Anna returned the flask to Isadora, who knocked back a serious slug before she said, ‘Also, if we get away from these trees it will be easier to see when the police get here.’

They couldn’t seem to move. They looked down at the dead woman, taking in her delicate wrist bones, the ruined flesh.

Tansy said, ‘She’s not wearing her bracelet.’

The persistent tink-tink-tink of Naomi’s charms as she ran had been like her signature soundtrack.

‘She always wore it,’ Tansy said.

Isadora started peering at the marshy ground around Naomi’s body. Unbound from her scarf, her hair made a tangled cloud around her sharply intelligent face. ‘She was wearing it.’ She pointed into the grass where silver charms lay scattered, winking in the sun like tiny fallen stars.

They fell silent, not wanting to imagine the final struggle that had caused the links of Naomi’s bracelet to snap. Still in silence they led their dogs a little distance beyond the trees. It was just possible to glimpse the awkward sprawl of Naomi’s legs, her bare and bloodied foot. They could have turned their backs, but no one did. It wasn’t morbid fascination or superstitious fear, Anna thought. It was like they owed it to her.

Tansy was partly hugging herself, looking young and vulnerable in a way that Anna couldn’t remember feeling. ‘Another person did that to her,’ she said almost to herself. ‘Someone I could have just walked past in the street.’

Isadora said sombrely, ‘That makes three now.’

‘Three?’ said Anna.

‘Fatal stabbings,’ Tansy said. ‘A girl was stabbed to death in Magdalen College Gardens a couple of months ago. Then a few weeks later they found that other girl – in South Park, wasn’t it?’

Isadora gave a bleak nod.

‘You seriously hadn’t heard?’ Tansy asked Anna.

Anna couldn’t tell her that it took all her energy to deal with the personal day-to-day. Other people’s tragedies dimly registered on her radar, but not enough that she would notice an emerging pattern: three young women, three open-air stabbings. ‘I only recently moved back—’ she started to say, but Tansy was already talking.

‘They need to catch him before the new term starts and the students come back.’

Isadora joined in, echoing Tansy’s worries, but Anna had stopped listening. A late butterfly fluttered past. The heat of summer looked to be carrying on into September, and Anna could hear bees buzzing. Cows grazed placidly nearby. How much better to be a cow or a bee, she thought, oblivious to the ugly human drama playing out in a corner of this beauty spot.

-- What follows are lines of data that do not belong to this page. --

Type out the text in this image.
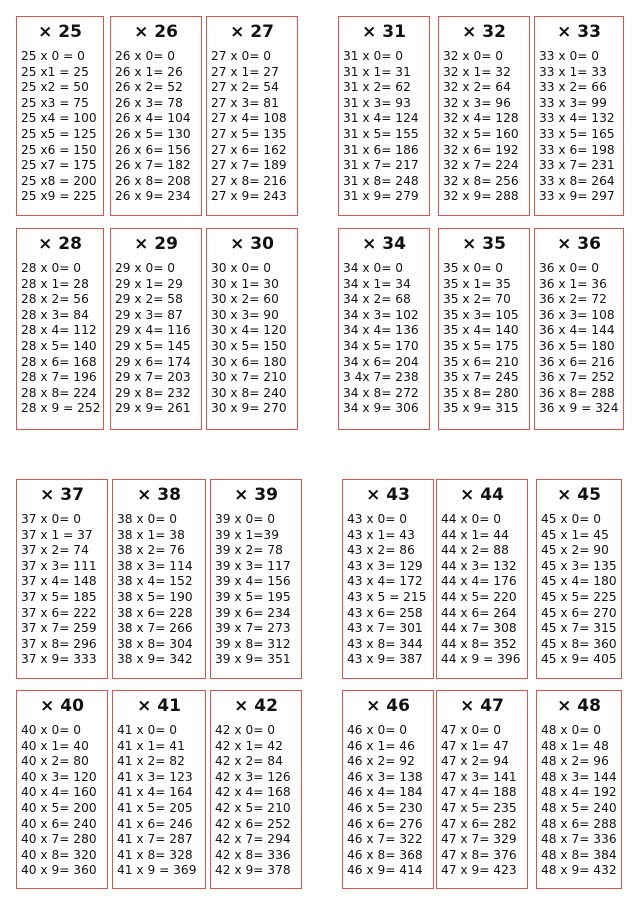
× 25
25 x 0 = 0
25 x1 = 25
25 x2 = 50
25 x3 = 75
25 x4 = 100
25 x5 = 125
25 x6 = 150
25 x7 = 175
25 x8 = 200
25 x9 = 225
× 26
26 x 0= 0
26 x 1= 26
26 x 2= 52
26 x 3= 78
26 x 4= 104
26 x 5= 130
26 x 6= 156
26 x 7= 182
26 x 8= 208
26 x 9= 234
× 27
27 x 0= 0
27 x 1= 27
27 x 2= 54
27 x 3= 81
27 x 4= 108
27 x 5= 135
27 x 6= 162
27 x 7= 189
27 x 8= 216
27 x 9= 243
× 31
31 x 0= 0
31 x 1= 31
31 x 2= 62
31 x 3= 93
31 x 4= 124
31 x 5= 155
31 x 6= 186
31 x 7= 217
31 x 8= 248
31 x 9= 279
× 32
32 x 0= 0
32 x 1= 32
32 x 2= 64
32 x 3= 96
32 x 4= 128
32 x 5= 160
32 x 6= 192
32 x 7= 224
32 x 8= 256
32 x 9= 288
× 33
33 x 0= 0
33 x 1= 33
33 x 2= 66
33 x 3= 99
33 x 4= 132
33 x 5= 165
33 x 6= 198
33 x 7= 231
33 x 8= 264
33 x 9= 297
× 28
28 x 0= 0
28 x 1= 28
28 x 2= 56
28 x 3= 84
28 x 4= 112
28 x 5= 140
28 x 6= 168
28 x 7= 196
28 x 8= 224
28 x 9 = 252
× 29
29 x 0= 0
29 x 1= 29
29 x 2= 58
29 x 3= 87
29 x 4= 116
29 x 5= 145
29 x 6= 174
29 x 7= 203
29 x 8= 232
29 x 9= 261
× 30
30 x 0= 0
30 x 1= 30
30 x 2= 60
30 x 3= 90
30 x 4= 120
30 x 5= 150
30 x 6= 180
30 x 7= 210
30 x 8= 240
30 x 9= 270
× 34
34 x 0= 0
34 x 1= 34
34 x 2= 68
34 x 3= 102
34 x 4= 136
34 x 5= 170
34 x 6= 204
3 4x 7= 238
34 x 8= 272
34 x 9= 306
× 35
35 x 0= 0
35 x 1= 35
35 x 2= 70
35 x 3= 105
35 x 4= 140
35 x 5= 175
35 x 6= 210
35 x 7= 245
35 x 8= 280
35 x 9= 315
× 36
36 x 0= 0
36 x 1= 36
36 x 2= 72
36 x 3= 108
36 x 4= 144
36 x 5= 180
36 x 6= 216
36 x 7= 252
36 x 8= 288
36 x 9 = 324
× 37
37 x 0= 0
37 x 1 = 37
37 x 2= 74
37 x 3= 111
37 x 4= 148
37 x 5= 185
37 x 6= 222
37 x 7= 259
37 x 8= 296
37 x 9= 333
× 38
38 x 0= 0
38 x 1= 38
38 x 2= 76
38 x 3= 114
38 x 4= 152
38 x 5= 190
38 x 6= 228
38 x 7= 266
38 x 8= 304
38 x 9= 342
× 39
39 x 0= 0
39 x 1=39
39 x 2= 78
39 x 3= 117
39 x 4= 156
39 x 5= 195
39 x 6= 234
39 x 7= 273
39 x 8= 312
39 x 9= 351
× 43
43 x 0= 0
43 x 1= 43
43 x 2= 86
43 x 3= 129
43 x 4= 172
43 x 5 = 215
43 x 6= 258
43 x 7= 301
43 x 8= 344
43 x 9= 387
× 44
44 x 0= 0
44 x 1= 44
44 x 2= 88
44 x 3= 132
44 x 4= 176
44 x 5= 220
44 x 6= 264
44 x 7= 308
44 x 8= 352
44 x 9 = 396
× 45
45 x 0= 0
45 x 1= 45
45 x 2= 90
45 x 3= 135
45 x 4= 180
45 x 5= 225
45 x 6= 270
45 x 7= 315
45 x 8= 360
45 x 9= 405
× 40
40 x 0= 0
40 x 1= 40
40 x 2= 80
40 x 3= 120
40 x 4= 160
40 x 5= 200
40 x 6= 240
40 x 7= 280
40 x 8= 320
40 x 9= 360
× 41
41 x 0= 0
41 x 1= 41
41 x 2= 82
41 x 3= 123
41 x 4= 164
41 x 5= 205
41 x 6= 246
41 x 7= 287
41 x 8= 328
41 x 9 = 369
× 42
42 x 0= 0
42 x 1= 42
42 x 2= 84
42 x 3= 126
42 x 4= 168
42 x 5= 210
42 x 6= 252
42 x 7= 294
42 x 8= 336
42 x 9= 378
× 46
46 x 0= 0
46 x 1= 46
46 x 2= 92
46 x 3= 138
46 x 4= 184
46 x 5= 230
46 x 6= 276
46 x 7= 322
46 x 8= 368
46 x 9= 414
× 47
47 x 0= 0
47 x 1= 47
47 x 2= 94
47 x 3= 141
47 x 4= 188
47 x 5= 235
47 x 6= 282
47 x 7= 329
47 x 8= 376
47 x 9= 423
× 48
48 x 0= 0
48 x 1= 48
48 x 2= 96
48 x 3= 144
48 x 4= 192
48 x 5= 240
48 x 6= 288
48 x 7= 336
48 x 8= 384
48 x 9= 432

Bonnie sat up suddenly alert, one flawless white ear swivelling to identify a new sound. As the first squad cars streaked into view, blue lights flashing, sirens blaring, Anna had to force herself not to run, to keep breathing out and in, all the time feeling as if she was trapped in a recurring bad dream – a dream she was powerless to change and from which she was never allowed to wake.